The /neuralrelay report command aggregates these scores across multiple runs to identify patterns: "dev_handoff_completeness averaging 4/10 — coverage_gaps may be too vague."

Honest caveat: This requires multiple pipeline runs to generate useful patterns. A single run provides a quality score but not enough data for trend analysis. The scoring itself is subjective — the review agent's assessment may vary between runs for similar quality levels.
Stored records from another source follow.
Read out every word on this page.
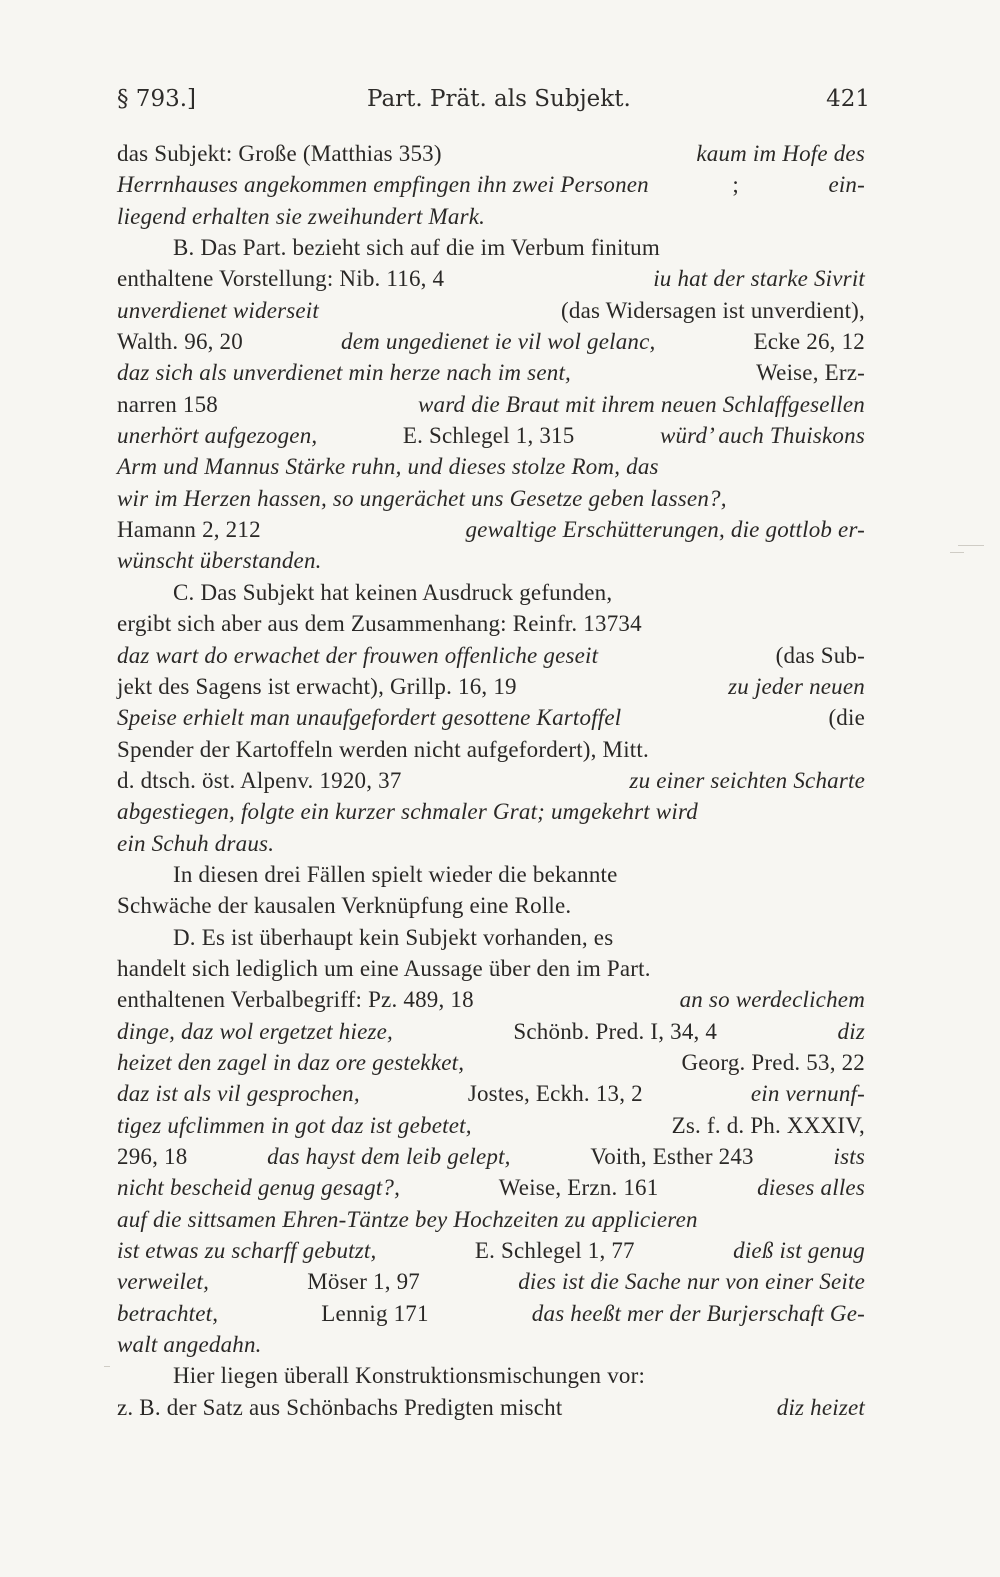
§ 793.]	Part. Prät. als Subjekt.	421
das Subjekt: Große (Matthias 353)	kaum im Hofe des
Herrnhauses angekommen empfingen ihn zwei Personen	;	ein-
liegend erhalten sie zweihundert Mark.
B. Das Part. bezieht sich auf die im Verbum finitum
enthaltene Vorstellung: Nib. 116, 4	iu hat der starke Sivrit
unverdienet widerseit	(das Widersagen ist unverdient),
Walth. 96, 20	dem ungedienet ie vil wol gelanc,	Ecke 26, 12
daz sich als unverdienet min herze nach im sent,	Weise, Erz-
narren 158	ward die Braut mit ihrem neuen Schlaffgesellen
unerhört aufgezogen,	E. Schlegel 1, 315	würd’ auch Thuiskons
Arm und Mannus Stärke ruhn, und dieses stolze Rom, das
wir im Herzen hassen, so ungerächet uns Gesetze geben lassen?,
Hamann 2, 212	gewaltige Erschütterungen, die gottlob er-
wünscht überstanden.
C. Das Subjekt hat keinen Ausdruck gefunden,
ergibt sich aber aus dem Zusammenhang: Reinfr. 13734
daz wart do erwachet der frouwen offenliche geseit	(das Sub-
jekt des Sagens ist erwacht), Grillp. 16, 19	zu jeder neuen
Speise erhielt man unaufgefordert gesottene Kartoffel	(die
Spender der Kartoffeln werden nicht aufgefordert), Mitt.
d. dtsch. öst. Alpenv. 1920, 37	zu einer seichten Scharte
abgestiegen, folgte ein kurzer schmaler Grat; umgekehrt wird
ein Schuh draus.
In diesen drei Fällen spielt wieder die bekannte
Schwäche der kausalen Verknüpfung eine Rolle.
D. Es ist überhaupt kein Subjekt vorhanden, es
handelt sich lediglich um eine Aussage über den im Part.
enthaltenen Verbalbegriff: Pz. 489, 18	an so werdeclichem
dinge, daz wol ergetzet hieze,	Schönb. Pred. I, 34, 4	diz
heizet den zagel in daz ore gestekket,	Georg. Pred. 53, 22
daz ist als vil gesprochen,	Jostes, Eckh. 13, 2	ein vernunf-
tigez ufclimmen in got daz ist gebetet,	Zs. f. d. Ph. XXXIV,
296, 18	das hayst dem leib gelept,	Voith, Esther 243	ists
nicht bescheid genug gesagt?,	Weise, Erzn. 161	dieses alles
auf die sittsamen Ehren-Täntze bey Hochzeiten zu applicieren
ist etwas zu scharff gebutzt,	E. Schlegel 1, 77	dieß ist genug
verweilet,	Möser 1, 97	dies ist die Sache nur von einer Seite
betrachtet,	Lennig 171	das heeßt mer der Burjerschaft Ge-
walt angedahn.
Hier liegen überall Konstruktionsmischungen vor:
z. B. der Satz aus Schönbachs Predigten mischt	diz heizet
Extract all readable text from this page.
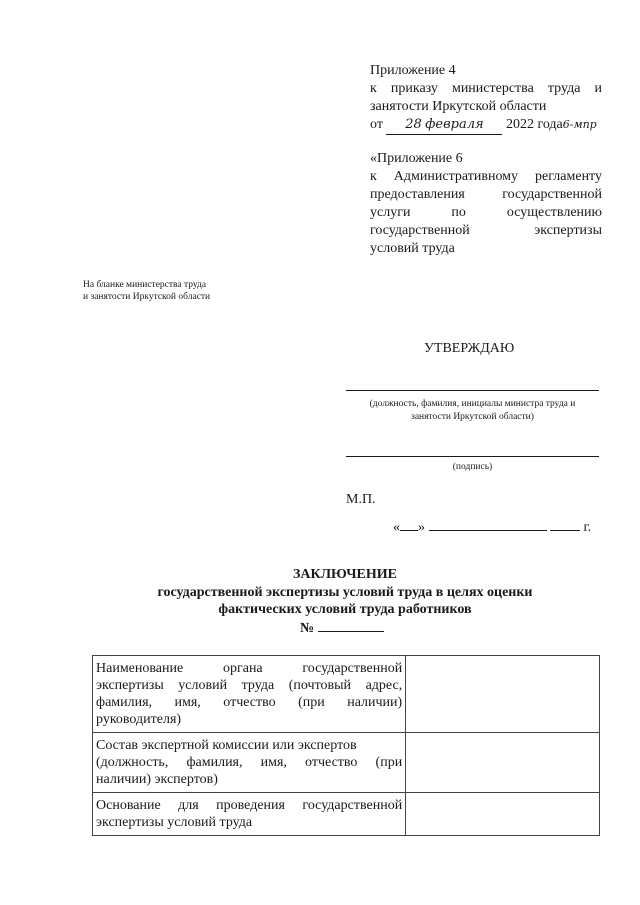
Приложение 4
к приказу министерства труда и
занятости Иркутской области
от 28 февраля 2022 года6-мпр
«Приложение 6
к Административному регламенту
предоставления государственной
услуги по осуществлению
государственной экспертизы
условий труда
На бланке министерства труда
и занятости Иркутской области
УТВЕРЖДАЮ
(должность, фамилия, инициалы министра труда и
занятости Иркутской области)
(подпись)
М.П.
« »	г.
ЗАКЛЮЧЕНИЕ
государственной экспертизы условий труда в целях оценки
фактических условий труда работников
№
Наименование органа государственной
экспертизы условий труда (почтовый адрес,
фамилия, имя, отчество (при наличии)
руководителя)	

Состав экспертной комиссии или экспертов
(должность, фамилия, имя, отчество (при
наличии) экспертов)	

Основание для проведения государственной
экспертизы условий труда	
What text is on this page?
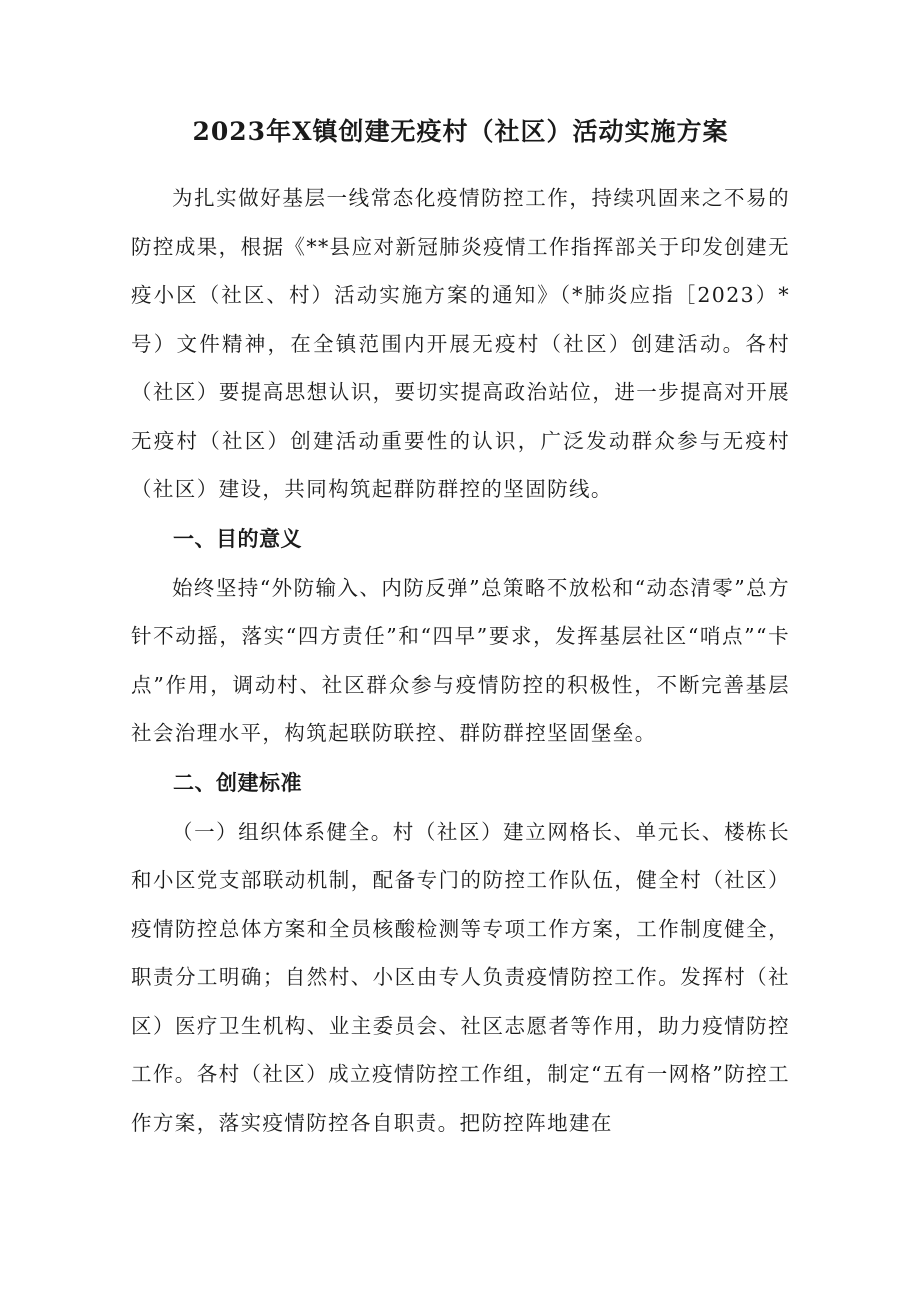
2023年X镇创建无疫村（社区）活动实施方案

为扎实做好基层一线常态化疫情防控工作，持续巩固来之不易的防控成果，根据《**县应对新冠肺炎疫情工作指挥部关于印发创建无疫小区（社区、村）活动实施方案的通知》（*肺炎应指［2023）*号）文件精神，在全镇范围内开展无疫村（社区）创建活动。各村（社区）要提高思想认识，要切实提高政治站位，进一步提高对开展无疫村（社区）创建活动重要性的认识，广泛发动群众参与无疫村（社区）建设，共同构筑起群防群控的坚固防线。

一、目的意义

始终坚持“外防输入、内防反弹”总策略不放松和“动态清零”总方针不动摇，落实“四方责任”和“四早”要求，发挥基层社区“哨点”“卡点”作用，调动村、社区群众参与疫情防控的积极性，不断完善基层社会治理水平，构筑起联防联控、群防群控坚固堡垒。

二、创建标准

（一）组织体系健全。村（社区）建立网格长、单元长、楼栋长和小区党支部联动机制，配备专门的防控工作队伍，健全村（社区）疫情防控总体方案和全员核酸检测等专项工作方案，工作制度健全，职责分工明确；自然村、小区由专人负责疫情防控工作。发挥村（社区）医疗卫生机构、业主委员会、社区志愿者等作用，助力疫情防控工作。各村（社区）成立疫情防控工作组，制定“五有一网格”防控工作方案，落实疫情防控各自职责。把防控阵地建在
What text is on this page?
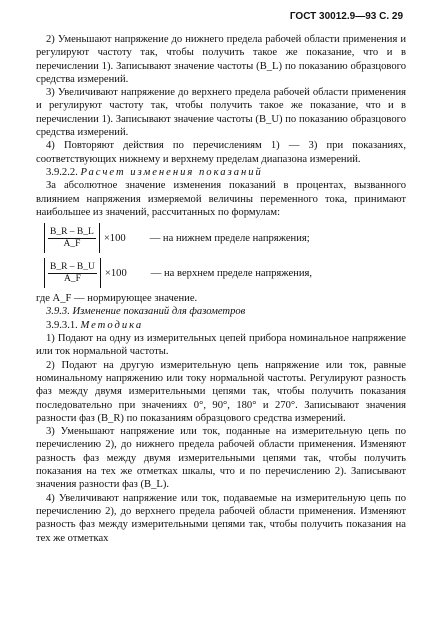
ГОСТ 30012.9—93 С. 29

2) Уменьшают напряжение до нижнего предела рабочей области применения и регулируют частоту так, чтобы получить такое же показание, что и в перечислении 1). Записывают значение частоты (B_L) по показанию образцового средства измерений.

3) Увеличивают напряжение до верхнего предела рабочей области применения и регулируют частоту так, чтобы получить такое же показание, что и в перечислении 1). Записывают значение частоты (B_U) по показанию образцового средства измерений.

4) Повторяют действия по перечислениям 1) — 3) при показаниях, соответствующих нижнему и верхнему пределам диапазона измерений.

3.9.2.2. Расчет изменения показаний

За абсолютное значение изменения показаний в процентах, вызванного влиянием напряжения измеряемой величины переменного тока, принимают наибольшее из значений, рассчитанных по формулам:

$\frac{B\_R - B\_L}{A\_F} \times 100$ — на нижнем пределе напряжения;
$\frac{B\_R - B\_U}{A\_F} \times 100$ — на верхнем пределе напряжения,

где A_F — нормирующее значение.

3.9.3. Изменение показаний для фазометров

3.9.3.1. Методика

1) Подают на одну из измерительных цепей прибора номинальное напряжение или ток нормальной частоты.

2) Подают на другую измерительную цепь напряжение или ток, равные номинальному напряжению или току нормальной частоты. Регулируют разность фаз между двумя измерительными цепями так, чтобы получить показания последовательно при значениях 0°, 90°, 180° и 270°. Записывают значения разности фаз (B_R) по показаниям образцового средства измерений.

3) Уменьшают напряжение или ток, поданные на измерительную цепь по перечислению 2), до нижнего предела рабочей области применения. Изменяют разность фаз между двумя измерительными цепями так, чтобы получить показания на тех же отметках шкалы, что и по перечислению 2). Записывают значения разности фаз (B_L).

4) Увеличивают напряжение или ток, подаваемые на измерительную цепь по перечислению 2), до верхнего предела рабочей области применения. Изменяют разность фаз между измерительными цепями так, чтобы получить показания на тех же отметках
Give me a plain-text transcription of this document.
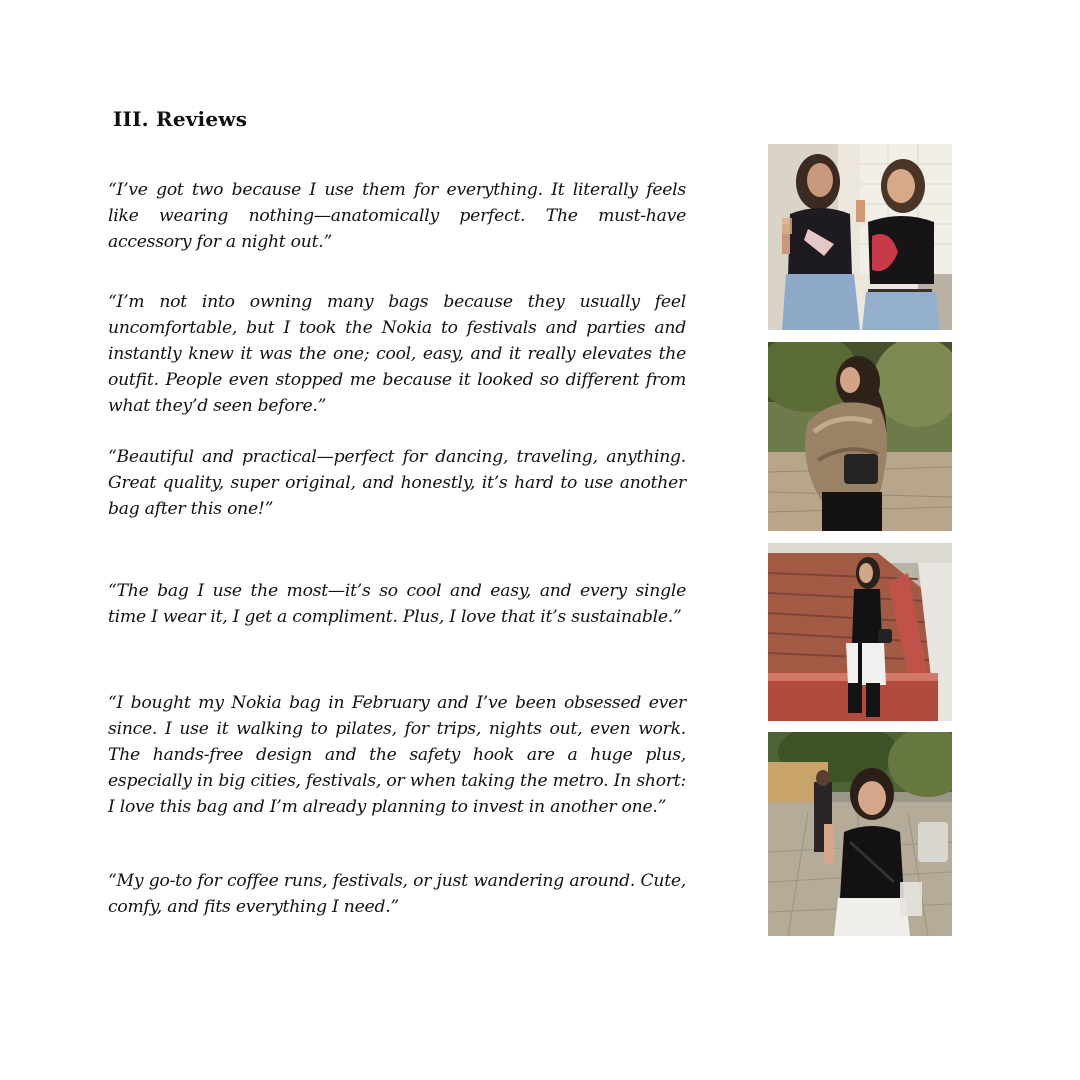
III. Reviews

“I’ve got two because I use them for everything. It literally feels like wearing nothing—anatomically perfect. The must-have accessory for a night out.”

“I’m not into owning many bags because they usually feel uncomfortable, but I took the Nokia to festivals and parties and instantly knew it was the one; cool, easy, and it really elevates the outfit. People even stopped me because it looked so different from what they’d seen before.”

“Beautiful and practical—perfect for dancing, traveling, anything. Great quality, super original, and honestly, it’s hard to use another bag after this one!”

“The bag I use the most—it’s so cool and easy, and every single time I wear it, I get a compliment. Plus, I love that it’s sustainable.”

“I bought my Nokia bag in February and I’ve been obsessed ever since. I use it walking to pilates, for trips, nights out, even work. The hands-free design and the safety hook are a huge plus, especially in big cities, festivals, or when taking the metro. In short: I love this bag and I’m already planning to invest in another one.”

“My go-to for coffee runs, festivals, or just wandering around. Cute, comfy, and fits everything I need.”
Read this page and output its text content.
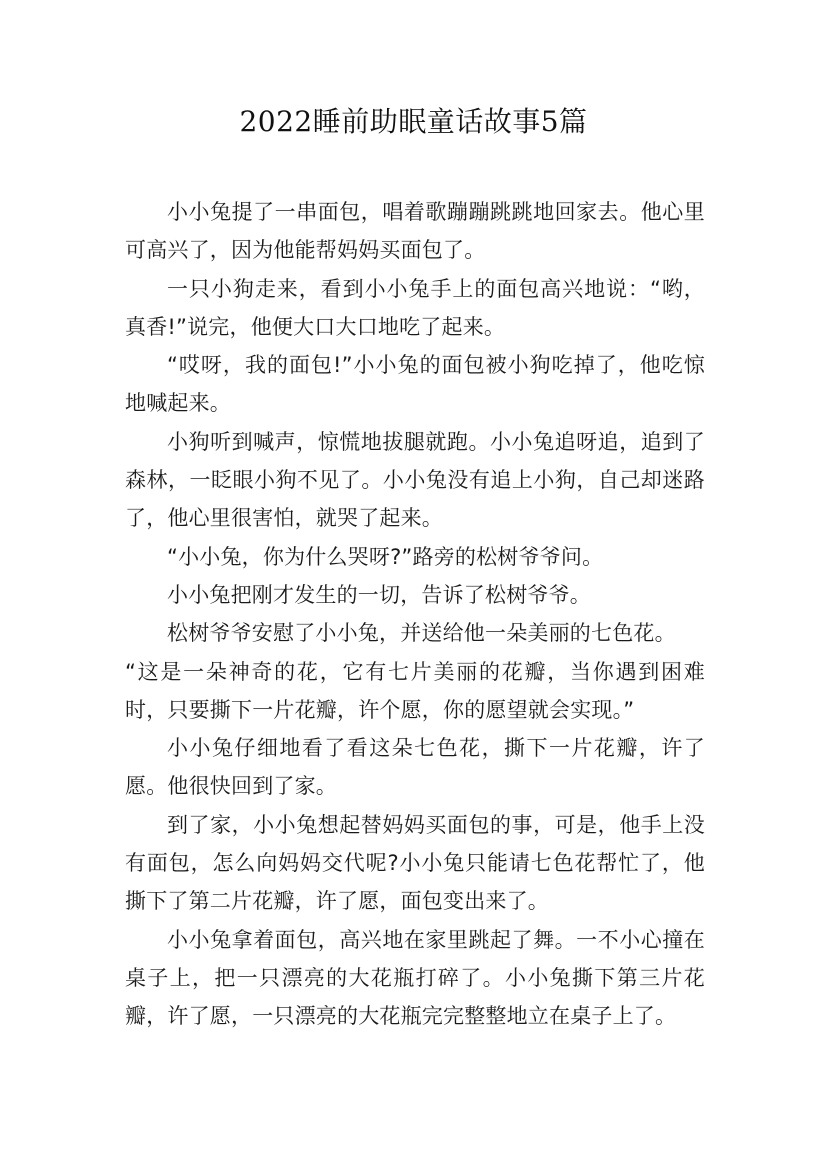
2022睡前助眠童话故事5篇

小小兔提了一串面包，唱着歌蹦蹦跳跳地回家去。他心里可高兴了，因为他能帮妈妈买面包了。

一只小狗走来，看到小小兔手上的面包高兴地说：“哟，真香!”说完，他便大口大口地吃了起来。

“哎呀，我的面包!”小小兔的面包被小狗吃掉了，他吃惊地喊起来。

小狗听到喊声，惊慌地拔腿就跑。小小兔追呀追，追到了森林，一眨眼小狗不见了。小小兔没有追上小狗，自己却迷路了，他心里很害怕，就哭了起来。

“小小兔，你为什么哭呀?”路旁的松树爷爷问。

小小兔把刚才发生的一切，告诉了松树爷爷。

松树爷爷安慰了小小兔，并送给他一朵美丽的七色花。

“这是一朵神奇的花，它有七片美丽的花瓣，当你遇到困难时，只要撕下一片花瓣，许个愿，你的愿望就会实现。”

小小兔仔细地看了看这朵七色花，撕下一片花瓣，许了愿。他很快回到了家。

到了家，小小兔想起替妈妈买面包的事，可是，他手上没有面包，怎么向妈妈交代呢?小小兔只能请七色花帮忙了，他撕下了第二片花瓣，许了愿，面包变出来了。

小小兔拿着面包，高兴地在家里跳起了舞。一不小心撞在桌子上，把一只漂亮的大花瓶打碎了。小小兔撕下第三片花瓣，许了愿，一只漂亮的大花瓶完完整整地立在桌子上了。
What NeuralRelay Does NOT Do

This section is as important as the benefits above:

  • Does not make individual agents smarter. It structures communication between agents, not the agents themselves. A poorly-prompted agent produces poor handoffs regardless of the protocol.
  • Does not guarantee finding all bugs. It improves the probability of finding bugs by directing test effort toward known gaps, but cannot prove correctness or catch every issue.
  • Does not reduce costs for trivial tasks. The pipeline overhead (spawning 2-4 agents, writing handoff JSON, validating schemas) exceeds the benefit for simple changes. Use Claude Code directly for small tasks.
  • Does not replace human judgment. It provides better structured information for humans to review. The verdict is advisory, not binding.
  • Does not work without Claude Code. It is a plugin, not a standalone tool. It cannot run from CI/CD, command line scripts, or other AI platforms.
  • Has not been independently benchmarked. The 30-50% savings estimate is based on architectural analysis of how handoffs reduce redundant exploration, not on measured data from controlled experiments. Real-world performance across diverse codebases, team sizes, and task types is not yet proven.
  • Does not guarantee agents follow the protocol perfectly. Model behavior is non-deterministic. Agents occasionally produce vague coverage gaps, ignore priority ordering, or write handoffs that technically validate but aren't useful. This is a known limitation of prompt-based systems.

Closing

NeuralRelay is a v1 tool. It introduces structured handoff protocols for multi-agent development — a concept we believe is valuable based on documented problems in multi-agent coordination. The protocol is designed carefully and tested against example tasks, but real-world performance across diverse codebases, team sizes, and task types is not yet proven. We're releasing it to the community to validate the concept, gather feedback, and improve. If you try it and it helps, tell us what worked. If it doesn't, tell us what broke. Both are equally valuable.